The use of inkjet printing systems in offices and homes has grown dramatically in recent years. The growth can be attributed to drastic reductions in cost of inkjet printers and substantial improvements in print resolution and overall print quality. While the print quality has drastically improved, research and development efforts continue toward improving the permanence of inkjet images because this property still falls short of the permanence produced by other printing and photographic techniques. A continued demand in inkjet printing has resulted in the need to produce images of high quality, high permanence, and high durability, while maintaining a reasonable cost.

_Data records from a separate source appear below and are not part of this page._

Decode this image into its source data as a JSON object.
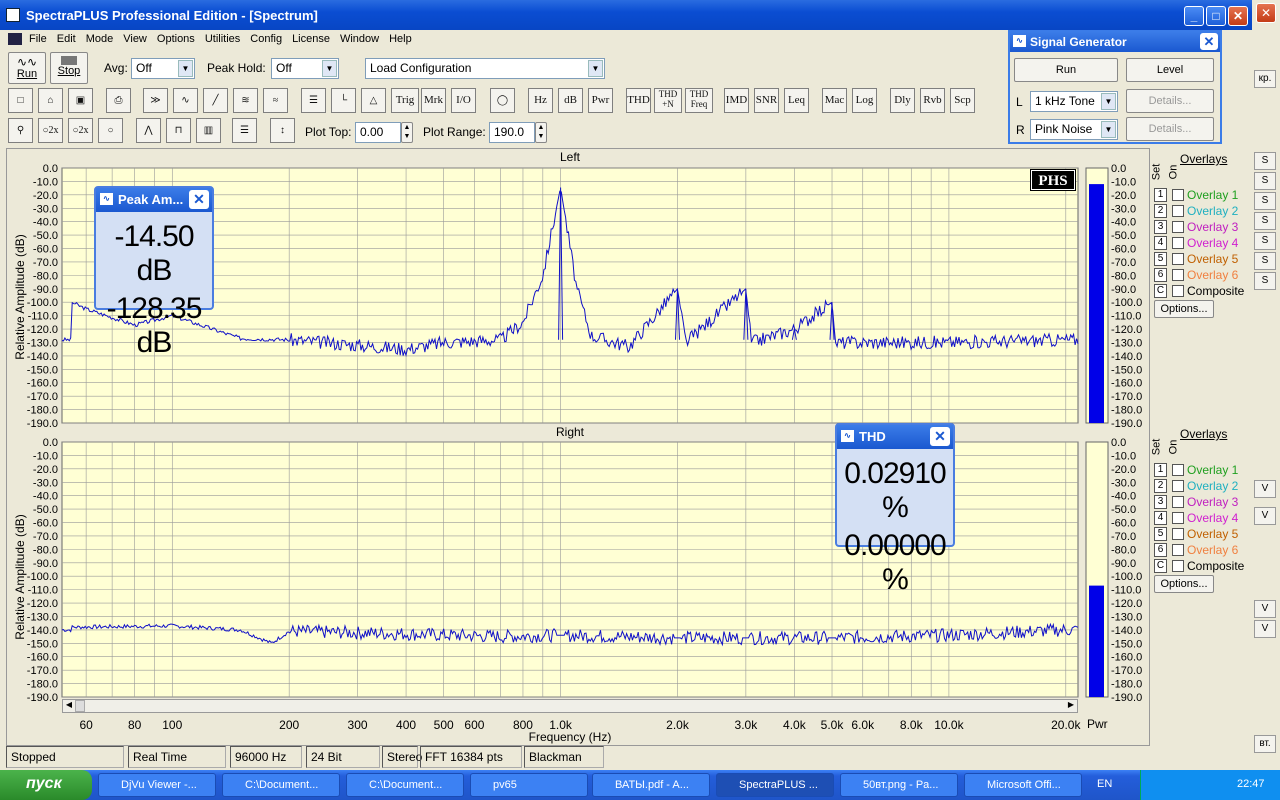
{
  "window": {
    "title": "SpectraPLUS Professional Edition - [Spectrum]"
  },
  "menu": [
    "File",
    "Edit",
    "Mode",
    "View",
    "Options",
    "Utilities",
    "Config",
    "License",
    "Window",
    "Help"
  ],
  "toolbar1": {
    "run": "Run",
    "stop": "Stop",
    "avg_label": "Avg:",
    "avg_value": "Off",
    "peakhold_label": "Peak Hold:",
    "peakhold_value": "Off",
    "config_value": "Load Configuration"
  },
  "toolbar2": [
    "Trig",
    "Mrk",
    "I/O",
    "Hz",
    "dB",
    "Pwr",
    "THD",
    "THD +N",
    "THD Freq",
    "IMD",
    "SNR",
    "Leq",
    "Mac",
    "Log",
    "Dly",
    "Rvb",
    "Scp"
  ],
  "toolbar3": {
    "plot_top_label": "Plot Top:",
    "plot_top_value": "0.00",
    "plot_range_label": "Plot Range:",
    "plot_range_value": "190.0"
  },
  "signal_generator": {
    "title": "Signal Generator",
    "run": "Run",
    "level": "Level",
    "l_label": "L",
    "l_value": "1 kHz Tone",
    "r_label": "R",
    "r_value": "Pink Noise",
    "details1": "Details...",
    "details2": "Details..."
  },
  "plots": {
    "left_title": "Left",
    "right_title": "Right",
    "ylabel": "Relative Amplitude (dB)",
    "xlabel": "Frequency (Hz)",
    "badge": "PHS",
    "pwr": "Pwr",
    "yticks": [
      "0.0",
      "-10.0",
      "-20.0",
      "-30.0",
      "-40.0",
      "-50.0",
      "-60.0",
      "-70.0",
      "-80.0",
      "-90.0",
      "-100.0",
      "-110.0",
      "-120.0",
      "-130.0",
      "-140.0",
      "-150.0",
      "-160.0",
      "-170.0",
      "-180.0",
      "-190.0"
    ],
    "xticks": [
      "60",
      "80",
      "100",
      "200",
      "300",
      "400",
      "500",
      "600",
      "800",
      "1.0k",
      "2.0k",
      "3.0k",
      "4.0k",
      "5.0k",
      "6.0k",
      "8.0k",
      "10.0k",
      "20.0k"
    ]
  },
  "overlays": {
    "header": "Overlays",
    "set": "Set",
    "on": "On",
    "items": [
      {
        "n": "1",
        "label": "Overlay 1",
        "color": "#1f9f1f"
      },
      {
        "n": "2",
        "label": "Overlay 2",
        "color": "#1fb0c0"
      },
      {
        "n": "3",
        "label": "Overlay 3",
        "color": "#c020c0"
      },
      {
        "n": "4",
        "label": "Overlay 4",
        "color": "#d020d0"
      },
      {
        "n": "5",
        "label": "Overlay 5",
        "color": "#c06000"
      },
      {
        "n": "6",
        "label": "Overlay 6",
        "color": "#f08040"
      },
      {
        "n": "C",
        "label": "Composite",
        "color": "#000000"
      }
    ],
    "options": "Options..."
  },
  "peak_popup": {
    "title": "Peak Am...",
    "v1": "-14.50 dB",
    "v2": "-128.35 dB"
  },
  "thd_popup": {
    "title": "THD",
    "v1": "0.02910 %",
    "v2": "0.00000 %"
  },
  "status": [
    "Stopped",
    "Real Time",
    "96000 Hz",
    "24 Bit",
    "Stereo",
    "FFT 16384 pts",
    "Blackman"
  ],
  "taskbar": {
    "start": "пуск",
    "items": [
      "DjVu Viewer -...",
      "C:\\Document...",
      "C:\\Document...",
      "pv65",
      "ВАТЫ.pdf - A...",
      "SpectraPLUS ...",
      "50вт.png - Pa...",
      "Microsoft Offi..."
    ],
    "lang": "EN",
    "clock": "22:47"
  },
  "meters": {
    "left_level_db": -2,
    "right_level_db": -109
  },
  "chart_data": [
    {
      "type": "line",
      "title": "Left",
      "xlabel": "Frequency (Hz)",
      "ylabel": "Relative Amplitude (dB)",
      "ylim": [
        -190,
        0
      ],
      "xscale": "log",
      "series": [
        {
          "values": [
            [
              55,
              -100
            ],
            [
              60,
              -105
            ],
            [
              80,
              -117
            ],
            [
              100,
              -110
            ],
            [
              150,
              -127
            ],
            [
              200,
              -128
            ],
            [
              300,
              -132
            ],
            [
              400,
              -135
            ],
            [
              500,
              -130
            ],
            [
              700,
              -128
            ],
            [
              800,
              -115
            ],
            [
              900,
              -80
            ],
            [
              1000,
              -14.5
            ],
            [
              1100,
              -90
            ],
            [
              1200,
              -125
            ],
            [
              1500,
              -133
            ],
            [
              2000,
              -90
            ],
            [
              2100,
              -130
            ],
            [
              3000,
              -90
            ],
            [
              3100,
              -130
            ],
            [
              4000,
              -120
            ],
            [
              5000,
              -100
            ],
            [
              5100,
              -130
            ],
            [
              8000,
              -130
            ],
            [
              10000,
              -130
            ],
            [
              20000,
              -128
            ]
          ]
        }
      ]
    },
    {
      "type": "line",
      "title": "Right",
      "xlabel": "Frequency (Hz)",
      "ylabel": "Relative Amplitude (dB)",
      "ylim": [
        -190,
        0
      ],
      "xscale": "log",
      "series": [
        {
          "values": [
            [
              55,
              -138
            ],
            [
              100,
              -137
            ],
            [
              150,
              -140
            ],
            [
              180,
              -150
            ],
            [
              200,
              -141
            ],
            [
              400,
              -143
            ],
            [
              700,
              -145
            ],
            [
              1000,
              -144
            ],
            [
              2000,
              -146
            ],
            [
              3000,
              -146
            ],
            [
              5000,
              -146
            ],
            [
              10000,
              -144
            ],
            [
              20000,
              -140
            ]
          ]
        }
      ]
    }
  ]
}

In inkjet printing, the inkjet image is formed on a print medium when a precise pattern of dots is ejected from a drop-generating device known as a printhead. The typical inkjet printhead has an array of precisely formed nozzles located on a nozzle plate and attached to an inkjet printhead array. The inkjet printhead array incorporates an array of firing chambers that receive liquid ink, which includes pigment-based inks and/or dye-based inks dissolved or dispersed in a liquid vehicle, through fluid communication with one or more ink reservoirs. Each chamber has a thin-film resistor, known as a firing resistor, located opposite the nozzle so ink can collect between the firing resistor and the nozzle. Upon energizing of a particular firing resistor, a droplet of ink is expelled through the nozzle toward the print medium to produce the image.

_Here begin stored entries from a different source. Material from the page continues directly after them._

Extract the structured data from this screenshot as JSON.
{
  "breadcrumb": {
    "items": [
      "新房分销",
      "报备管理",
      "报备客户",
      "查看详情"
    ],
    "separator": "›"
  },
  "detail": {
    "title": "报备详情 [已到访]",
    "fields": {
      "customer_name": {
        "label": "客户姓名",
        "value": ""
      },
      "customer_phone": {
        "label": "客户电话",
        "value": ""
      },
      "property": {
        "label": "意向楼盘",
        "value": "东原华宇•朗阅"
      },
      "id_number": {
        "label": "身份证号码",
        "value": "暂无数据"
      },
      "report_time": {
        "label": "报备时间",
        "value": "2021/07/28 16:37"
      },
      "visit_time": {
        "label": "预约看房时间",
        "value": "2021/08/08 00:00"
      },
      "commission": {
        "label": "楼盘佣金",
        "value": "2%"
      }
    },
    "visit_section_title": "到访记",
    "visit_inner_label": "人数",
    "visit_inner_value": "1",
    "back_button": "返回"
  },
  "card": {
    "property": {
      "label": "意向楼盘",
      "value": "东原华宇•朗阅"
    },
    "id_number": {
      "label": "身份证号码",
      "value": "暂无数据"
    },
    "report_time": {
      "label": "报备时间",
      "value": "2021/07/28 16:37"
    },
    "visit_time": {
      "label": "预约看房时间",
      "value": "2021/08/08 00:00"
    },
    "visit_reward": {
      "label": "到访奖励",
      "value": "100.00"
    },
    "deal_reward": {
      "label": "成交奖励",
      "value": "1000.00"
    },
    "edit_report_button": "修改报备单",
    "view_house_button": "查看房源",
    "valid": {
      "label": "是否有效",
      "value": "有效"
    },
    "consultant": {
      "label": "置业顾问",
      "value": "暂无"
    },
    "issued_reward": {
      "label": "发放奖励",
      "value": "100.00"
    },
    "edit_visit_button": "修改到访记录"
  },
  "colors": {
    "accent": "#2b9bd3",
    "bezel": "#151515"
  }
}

Print media have different surface energies. In addition, the surface energies are not uniform on the same print medium. Non-coated plain paper print media have paper fibers, fillers, and wet strength resins, and various sizing, all of which have a different amount of affinity for water-based inks. The surfaces of the print medium are mostly hydrophilic on areas where fibers and fillers are exposed and are hydrophobic in areas where wet strength resins are exposed. In general, print media have more hydrophilic sites than the hydrophobic sites on paper. This causes the inkjet drop to experience different interfacial surface energies not only from print medium to print medium but also on the same print medium.
With self-dispersed pigment inks, conventional approaches to ink design with a solvent, surfactant, and water do not work because they do not provide enough energy configurations to pacify the print medium to make it uniform.